I think we carry these altruist and selfish genes together in our DNA. They get expressed depending on the environment and circumstances. Let’s say FC1 is the altruist gene. It gets expressed routinely for our near and dear ones and those in immediate family (as per all theories mentioned above such as the kin selection, reciprocal altruism and competitive altruism). FC2, on the other hand, let’s say is the selfish gene. It gets expressed routinely for community related issues. Clearly, we have both of them. It is just their amount of gene expression depends on environment and context. Largely, the empirical evidence witnessed during the last 6 months of the pandemic speaks volumes of which gene is expressed more. It is also true, that we have seen both get expressed simultaneously. What else explains a behaviour when the individual is altruistic in his/her environment but clearly selfish for the same issue when it comes to community?

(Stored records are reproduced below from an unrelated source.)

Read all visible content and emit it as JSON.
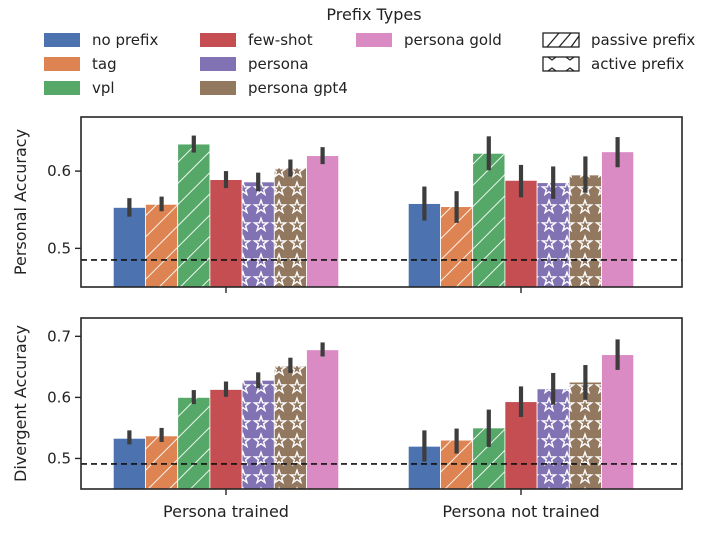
{
  "chart_data": {
    "type": "bar",
    "legend": {
      "title": "Prefix Types",
      "position": "top",
      "pattern_entries": [
        {
          "name": "passive prefix",
          "pattern": "hatch"
        },
        {
          "name": "active prefix",
          "pattern": "stars"
        }
      ]
    },
    "categories": [
      "Persona trained",
      "Persona not trained"
    ],
    "series": [
      {
        "name": "no prefix",
        "color": "#4c72b0",
        "pattern": "none"
      },
      {
        "name": "tag",
        "color": "#dd8452",
        "pattern": "hatch"
      },
      {
        "name": "vpl",
        "color": "#55a868",
        "pattern": "hatch"
      },
      {
        "name": "few-shot",
        "color": "#c44e52",
        "pattern": "none"
      },
      {
        "name": "persona",
        "color": "#8172b3",
        "pattern": "stars"
      },
      {
        "name": "persona gpt4",
        "color": "#937860",
        "pattern": "stars"
      },
      {
        "name": "persona gold",
        "color": "#da8bc3",
        "pattern": "none"
      }
    ],
    "panels": [
      {
        "ylabel": "Personal Accuracy",
        "ylim": [
          0.45,
          0.67
        ],
        "yticks": [
          0.5,
          0.6
        ],
        "ytick_labels": [
          "0.5",
          "0.6"
        ],
        "baseline": 0.485,
        "values": [
          [
            0.553,
            0.557,
            0.635,
            0.589,
            0.586,
            0.604,
            0.62
          ],
          [
            0.558,
            0.554,
            0.623,
            0.588,
            0.585,
            0.595,
            0.625
          ]
        ],
        "errors": [
          [
            [
              0.541,
              0.565
            ],
            [
              0.548,
              0.567
            ],
            [
              0.624,
              0.646
            ],
            [
              0.578,
              0.6
            ],
            [
              0.574,
              0.598
            ],
            [
              0.593,
              0.615
            ],
            [
              0.609,
              0.631
            ]
          ],
          [
            [
              0.536,
              0.58
            ],
            [
              0.533,
              0.574
            ],
            [
              0.601,
              0.645
            ],
            [
              0.566,
              0.608
            ],
            [
              0.564,
              0.606
            ],
            [
              0.572,
              0.619
            ],
            [
              0.605,
              0.644
            ]
          ]
        ]
      },
      {
        "ylabel": "Divergent Accuracy",
        "ylim": [
          0.45,
          0.73
        ],
        "yticks": [
          0.5,
          0.6,
          0.7
        ],
        "ytick_labels": [
          "0.5",
          "0.6",
          "0.7"
        ],
        "baseline": 0.491,
        "values": [
          [
            0.533,
            0.537,
            0.6,
            0.613,
            0.628,
            0.652,
            0.678
          ],
          [
            0.52,
            0.53,
            0.55,
            0.593,
            0.614,
            0.625,
            0.67
          ]
        ],
        "errors": [
          [
            [
              0.523,
              0.546
            ],
            [
              0.527,
              0.55
            ],
            [
              0.589,
              0.612
            ],
            [
              0.601,
              0.626
            ],
            [
              0.615,
              0.641
            ],
            [
              0.64,
              0.665
            ],
            [
              0.667,
              0.69
            ]
          ],
          [
            [
              0.495,
              0.546
            ],
            [
              0.508,
              0.549
            ],
            [
              0.519,
              0.58
            ],
            [
              0.568,
              0.618
            ],
            [
              0.588,
              0.64
            ],
            [
              0.596,
              0.653
            ],
            [
              0.645,
              0.695
            ]
          ]
        ]
      }
    ]
  }
}
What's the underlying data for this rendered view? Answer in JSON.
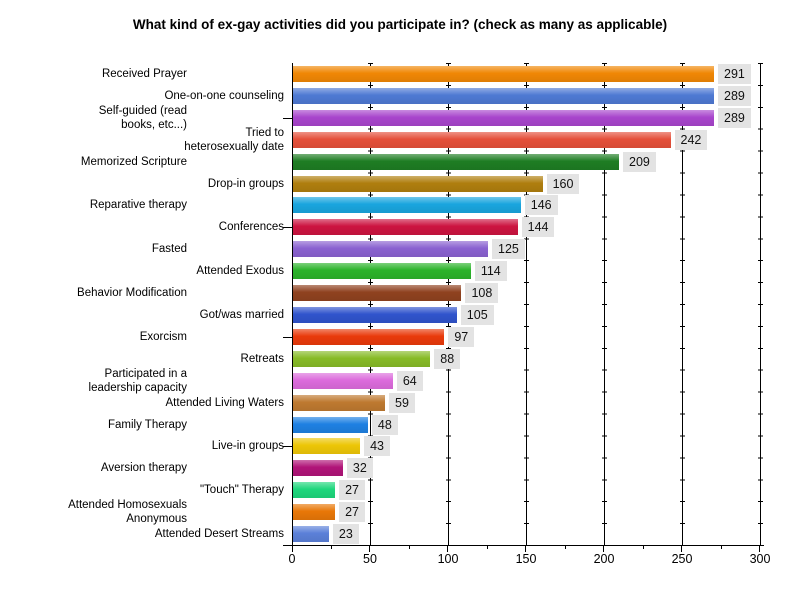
{
  "title": "What kind of ex-gay activities did you participate in? (check as many as applicable)",
  "chart_data": {
    "type": "bar",
    "orientation": "horizontal",
    "title": "What kind of ex-gay activities did you participate in? (check as many as applicable)",
    "categories": [
      "Received Prayer",
      "One-on-one counseling",
      "Self-guided (read\nbooks, etc...)",
      "Tried to\nheterosexually date",
      "Memorized Scripture",
      "Drop-in groups",
      "Reparative therapy",
      "Conferences",
      "Fasted",
      "Attended Exodus",
      "Behavior Modification",
      "Got/was married",
      "Exorcism",
      "Retreats",
      "Participated in a\nleadership capacity",
      "Attended Living Waters",
      "Family Therapy",
      "Live-in groups",
      "Aversion therapy",
      "\"Touch\" Therapy",
      "Attended Homosexuals\nAnonymous",
      "Attended Desert Streams"
    ],
    "values": [
      291,
      289,
      289,
      242,
      209,
      160,
      146,
      144,
      125,
      114,
      108,
      105,
      97,
      88,
      64,
      59,
      48,
      43,
      32,
      27,
      27,
      23
    ],
    "colors": [
      "#F08705",
      "#4E79D3",
      "#A845CC",
      "#E5503A",
      "#1E7D23",
      "#AF7E0E",
      "#19A5DE",
      "#CC1440",
      "#8A62D0",
      "#2BB32A",
      "#8F421F",
      "#3054CC",
      "#E93A0B",
      "#87BB27",
      "#DC6BDC",
      "#BE7930",
      "#1E80E2",
      "#EDC607",
      "#B01478",
      "#1ED77C",
      "#E87708",
      "#5B80D8"
    ],
    "value_labels_shown": true,
    "value_label_bg": "#e3e3e3",
    "xlabel": "",
    "ylabel": "",
    "xlim": [
      0,
      300
    ],
    "x_major_ticks": [
      0,
      50,
      100,
      150,
      200,
      250,
      300
    ],
    "x_minor_ticks": [
      25,
      75,
      125,
      175,
      225,
      275
    ],
    "grid": "vertical-solid-black",
    "legend": "none",
    "background": "#ffffff"
  }
}
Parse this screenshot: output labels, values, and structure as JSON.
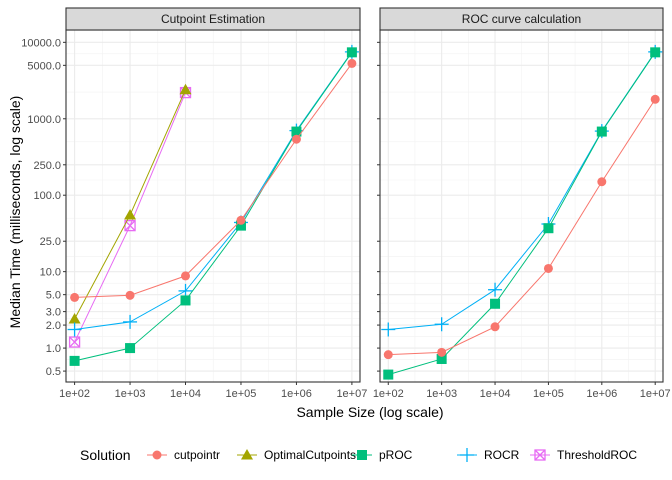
{
  "chart_data": {
    "type": "line",
    "x_scale": "log",
    "y_scale": "log",
    "xlabel": "Sample Size (log scale)",
    "ylabel": "Median Time (milliseconds, log scale)",
    "x_ticks": [
      {
        "value": 100,
        "label": "1e+02"
      },
      {
        "value": 1000,
        "label": "1e+03"
      },
      {
        "value": 10000,
        "label": "1e+04"
      },
      {
        "value": 100000,
        "label": "1e+05"
      },
      {
        "value": 1000000,
        "label": "1e+06"
      },
      {
        "value": 10000000,
        "label": "1e+07"
      }
    ],
    "y_ticks": [
      {
        "value": 0.5,
        "label": "0.5"
      },
      {
        "value": 1,
        "label": "1.0"
      },
      {
        "value": 2,
        "label": "2.0"
      },
      {
        "value": 3,
        "label": "3.0"
      },
      {
        "value": 5,
        "label": "5.0"
      },
      {
        "value": 10,
        "label": "10.0"
      },
      {
        "value": 25,
        "label": "25.0"
      },
      {
        "value": 100,
        "label": "100.0"
      },
      {
        "value": 250,
        "label": "250.0"
      },
      {
        "value": 1000,
        "label": "1000.0"
      },
      {
        "value": 5000,
        "label": "5000.0"
      },
      {
        "value": 10000,
        "label": "10000.0"
      }
    ],
    "xlim": [
      70,
      14000000
    ],
    "ylim": [
      0.36,
      14500
    ],
    "legend": {
      "title": "Solution",
      "position": "bottom",
      "entries": [
        {
          "name": "cutpointr",
          "color": "#F8766D",
          "shape": "circle"
        },
        {
          "name": "OptimalCutpoints",
          "color": "#A3A500",
          "shape": "triangle"
        },
        {
          "name": "pROC",
          "color": "#00BF7D",
          "shape": "square"
        },
        {
          "name": "ROCR",
          "color": "#00B0F6",
          "shape": "plus"
        },
        {
          "name": "ThresholdROC",
          "color": "#E76BF3",
          "shape": "boxcross"
        }
      ]
    },
    "panels": [
      {
        "title": "Cutpoint Estimation",
        "series": [
          {
            "name": "ThresholdROC",
            "x": [
              100,
              1000,
              10000
            ],
            "y": [
              1.2,
              40,
              2200
            ]
          },
          {
            "name": "OptimalCutpoints",
            "x": [
              100,
              1000,
              10000
            ],
            "y": [
              2.4,
              55,
              2400
            ]
          },
          {
            "name": "ROCR",
            "x": [
              100,
              1000,
              10000,
              100000,
              1000000,
              10000000
            ],
            "y": [
              1.75,
              2.2,
              5.6,
              44,
              700,
              7500
            ]
          },
          {
            "name": "pROC",
            "x": [
              100,
              1000,
              10000,
              100000,
              1000000,
              10000000
            ],
            "y": [
              0.68,
              1.0,
              4.2,
              40,
              680,
              7400
            ]
          },
          {
            "name": "cutpointr",
            "x": [
              100,
              1000,
              10000,
              100000,
              1000000,
              10000000
            ],
            "y": [
              4.6,
              4.9,
              8.8,
              47,
              540,
              5300
            ]
          }
        ]
      },
      {
        "title": "ROC curve calculation",
        "series": [
          {
            "name": "ROCR",
            "x": [
              100,
              1000,
              10000,
              100000,
              1000000,
              10000000
            ],
            "y": [
              1.75,
              2.05,
              5.8,
              42,
              690,
              7500
            ]
          },
          {
            "name": "pROC",
            "x": [
              100,
              1000,
              10000,
              100000,
              1000000,
              10000000
            ],
            "y": [
              0.45,
              0.72,
              3.8,
              37,
              680,
              7400
            ]
          },
          {
            "name": "cutpointr",
            "x": [
              100,
              1000,
              10000,
              100000,
              1000000,
              10000000
            ],
            "y": [
              0.82,
              0.88,
              1.9,
              11,
              150,
              1800
            ]
          }
        ]
      }
    ]
  }
}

If humans are the most evolved form in animal kingdom and the only form capable of cognitive thinking, then we need to do much better than just expressing the FC2 gene most of the time. That is a behaviour genetically coded in us, by just virtue of us being the living species of animal kingdom. Every other species does that too. While a noble, just, fair and charitable community is clearly a Utopian idea, should the FC1 in us not get expressed at least as much as FC2, if not more? I think it should. What do you think?